Según la santería, los paleros canalizan el poder que tienen los espíritus de la naturaleza y otras fuerzas ancestrales a través de la realización de sacrificios y ofrendas que pueden ser ofrecidas a los espíritus luminosos o a los espíritus oscuros.
Y así, entre objetos tenebrosos, escuché a Luis hablar de sacrificios sin que se le moviera un solo pelo. Esa solvencia gráfica aterrorizó mi animosa alma, pero lo más perturbador era el sonsonete de voces gritando todo el tiempo, y a todo parlante, imprecaciones ocultas.
Obatala dide (o dide ma), aro ko lowo, aro ko lese (dide dide o dide ma)…
Por eso, cuando luego de una hora y media de conversación, Luis abrió la puerta de su oficina para brindarme un café, el ruido de los azotes de los tambores se filtró nuevamente en el lugar y ocasionó en mí un conato de pánico que fue ganando nervio cuando fui consciente de que nadie sabía dónde estaba y de que difícilmente podría alguien escucharme si tuviera que lanzar un grito de auxilio.
En otras palabras, en esa suerte de santuario donde habitaban más deidades que personas, solo estábamos Luis, sus jaulas, sus sogas, sus creencias, y yo.
Entonces, la sangre se me fue a los pies y tuve una sensación de desmayo.

Sentía, literalmente, como si hubiera dejado de habitar mi cuerpo.
—Todo es sugestión, todo es sugestión —le recitaban mis neuronas a mi adrenalina.
Finalmente, no pude beber el café que el atento babalawo me ofreció. Y en cuanto pude detuve la entrevista.
Al regresar a mi casa, a eso de la una de la tarde, me metí a la ducha con la ropa que traía puesta. Luego, puse todo en una bolsa y la tiré en la basura.
Esa tarde vomité dos veces, y por la noche, una vez más.
Dos días después, borré la grabación que había hecho, de modo que nunca pude transcribir la entrevista.

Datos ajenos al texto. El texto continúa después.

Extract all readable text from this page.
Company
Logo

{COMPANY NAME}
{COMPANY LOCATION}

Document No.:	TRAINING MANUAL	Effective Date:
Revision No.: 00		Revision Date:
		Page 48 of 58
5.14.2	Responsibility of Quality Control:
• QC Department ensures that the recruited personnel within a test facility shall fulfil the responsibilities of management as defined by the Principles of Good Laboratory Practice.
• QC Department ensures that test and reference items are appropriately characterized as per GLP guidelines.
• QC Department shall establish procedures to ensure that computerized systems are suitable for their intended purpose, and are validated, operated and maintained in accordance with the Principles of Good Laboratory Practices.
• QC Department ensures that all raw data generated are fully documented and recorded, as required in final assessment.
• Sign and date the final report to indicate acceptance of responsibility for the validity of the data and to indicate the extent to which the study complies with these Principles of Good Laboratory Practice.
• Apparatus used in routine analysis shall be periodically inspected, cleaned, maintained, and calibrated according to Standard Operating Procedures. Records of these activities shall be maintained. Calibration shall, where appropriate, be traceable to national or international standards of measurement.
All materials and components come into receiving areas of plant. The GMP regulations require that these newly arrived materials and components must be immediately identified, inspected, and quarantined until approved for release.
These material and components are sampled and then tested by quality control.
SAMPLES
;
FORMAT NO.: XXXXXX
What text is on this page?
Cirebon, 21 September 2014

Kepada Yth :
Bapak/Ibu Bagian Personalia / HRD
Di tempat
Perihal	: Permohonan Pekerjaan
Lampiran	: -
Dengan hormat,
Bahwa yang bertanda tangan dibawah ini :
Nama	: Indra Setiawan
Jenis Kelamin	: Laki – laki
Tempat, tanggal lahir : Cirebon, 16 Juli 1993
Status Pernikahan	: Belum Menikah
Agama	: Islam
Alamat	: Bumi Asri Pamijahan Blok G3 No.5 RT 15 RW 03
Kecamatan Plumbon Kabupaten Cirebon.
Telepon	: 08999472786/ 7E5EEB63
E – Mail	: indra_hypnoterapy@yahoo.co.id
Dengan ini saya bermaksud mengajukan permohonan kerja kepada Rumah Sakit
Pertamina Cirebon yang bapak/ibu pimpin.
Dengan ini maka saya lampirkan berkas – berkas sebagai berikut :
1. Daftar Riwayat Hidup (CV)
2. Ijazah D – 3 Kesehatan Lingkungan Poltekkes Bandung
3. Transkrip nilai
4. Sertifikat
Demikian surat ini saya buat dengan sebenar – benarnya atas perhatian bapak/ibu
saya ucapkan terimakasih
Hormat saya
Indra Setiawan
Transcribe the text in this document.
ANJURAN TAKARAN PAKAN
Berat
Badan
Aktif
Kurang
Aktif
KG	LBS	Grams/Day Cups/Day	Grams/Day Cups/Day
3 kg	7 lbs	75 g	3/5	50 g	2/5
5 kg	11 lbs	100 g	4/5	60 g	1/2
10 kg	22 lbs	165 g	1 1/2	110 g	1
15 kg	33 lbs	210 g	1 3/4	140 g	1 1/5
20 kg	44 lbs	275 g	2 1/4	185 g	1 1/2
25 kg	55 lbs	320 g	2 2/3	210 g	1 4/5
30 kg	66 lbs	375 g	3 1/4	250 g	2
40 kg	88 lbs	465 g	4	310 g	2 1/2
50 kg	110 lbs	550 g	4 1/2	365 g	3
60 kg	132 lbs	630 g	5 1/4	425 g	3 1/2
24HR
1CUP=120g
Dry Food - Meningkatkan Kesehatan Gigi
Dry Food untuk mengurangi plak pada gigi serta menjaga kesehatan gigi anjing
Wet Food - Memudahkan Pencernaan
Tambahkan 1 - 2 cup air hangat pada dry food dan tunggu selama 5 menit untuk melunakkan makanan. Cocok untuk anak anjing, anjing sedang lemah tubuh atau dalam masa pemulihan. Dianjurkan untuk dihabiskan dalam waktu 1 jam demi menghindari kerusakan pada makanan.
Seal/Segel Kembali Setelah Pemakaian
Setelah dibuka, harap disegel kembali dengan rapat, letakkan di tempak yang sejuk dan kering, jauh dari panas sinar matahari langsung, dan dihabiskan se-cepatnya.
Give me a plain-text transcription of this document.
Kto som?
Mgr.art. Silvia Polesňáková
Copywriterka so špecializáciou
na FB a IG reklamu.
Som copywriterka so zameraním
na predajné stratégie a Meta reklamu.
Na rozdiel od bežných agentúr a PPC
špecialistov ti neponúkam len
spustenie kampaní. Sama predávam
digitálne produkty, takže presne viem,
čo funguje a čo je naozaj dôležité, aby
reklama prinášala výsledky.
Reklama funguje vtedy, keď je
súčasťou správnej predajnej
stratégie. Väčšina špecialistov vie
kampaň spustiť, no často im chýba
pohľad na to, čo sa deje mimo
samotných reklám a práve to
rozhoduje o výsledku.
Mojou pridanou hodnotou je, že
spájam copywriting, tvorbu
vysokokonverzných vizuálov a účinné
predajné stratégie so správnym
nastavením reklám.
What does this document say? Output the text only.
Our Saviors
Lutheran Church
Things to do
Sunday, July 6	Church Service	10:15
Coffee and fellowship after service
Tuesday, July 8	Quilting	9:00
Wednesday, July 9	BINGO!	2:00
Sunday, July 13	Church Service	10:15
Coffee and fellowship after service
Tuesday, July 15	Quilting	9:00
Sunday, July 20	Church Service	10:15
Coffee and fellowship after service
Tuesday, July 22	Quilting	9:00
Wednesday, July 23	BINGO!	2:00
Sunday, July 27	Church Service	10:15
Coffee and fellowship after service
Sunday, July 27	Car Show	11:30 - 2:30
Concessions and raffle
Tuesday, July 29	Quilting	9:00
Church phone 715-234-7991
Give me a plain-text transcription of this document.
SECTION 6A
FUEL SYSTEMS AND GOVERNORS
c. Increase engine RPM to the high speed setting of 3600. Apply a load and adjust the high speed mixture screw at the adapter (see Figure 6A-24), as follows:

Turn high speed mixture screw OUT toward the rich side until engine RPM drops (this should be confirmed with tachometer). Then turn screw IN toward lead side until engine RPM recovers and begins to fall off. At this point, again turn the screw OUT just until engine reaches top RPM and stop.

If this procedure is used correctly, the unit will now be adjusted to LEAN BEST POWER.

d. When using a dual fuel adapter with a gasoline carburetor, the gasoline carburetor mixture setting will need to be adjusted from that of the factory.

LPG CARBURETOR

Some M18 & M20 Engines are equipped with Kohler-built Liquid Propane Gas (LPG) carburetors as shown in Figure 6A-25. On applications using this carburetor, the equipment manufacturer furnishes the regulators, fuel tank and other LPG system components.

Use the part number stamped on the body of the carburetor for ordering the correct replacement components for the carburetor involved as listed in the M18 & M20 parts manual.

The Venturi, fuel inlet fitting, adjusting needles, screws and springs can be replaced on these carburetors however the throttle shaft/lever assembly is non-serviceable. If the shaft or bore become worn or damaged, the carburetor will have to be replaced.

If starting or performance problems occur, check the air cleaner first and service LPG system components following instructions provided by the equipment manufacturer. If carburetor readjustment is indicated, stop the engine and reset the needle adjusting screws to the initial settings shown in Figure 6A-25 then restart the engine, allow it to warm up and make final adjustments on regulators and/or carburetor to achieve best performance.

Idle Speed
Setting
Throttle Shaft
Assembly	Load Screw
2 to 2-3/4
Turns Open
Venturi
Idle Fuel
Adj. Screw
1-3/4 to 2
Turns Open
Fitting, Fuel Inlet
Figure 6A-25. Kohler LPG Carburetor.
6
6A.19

Sería injusto imputarle alguna falta a Luis en su casa y ante mis ojos —de hecho, fue más amable de lo que yo esperaba— pero su largo y tenebroso relato hizo que sintiera como si estuviera en la mitad de la noche, atrapada en un laberíntico bosque, y nadie pudiera rescatarme.
Por ese motivo, el trabajo que fui a hacer con más curiosidad que con temor y más interés que prejuicio «salió mal». ¡Muy mal!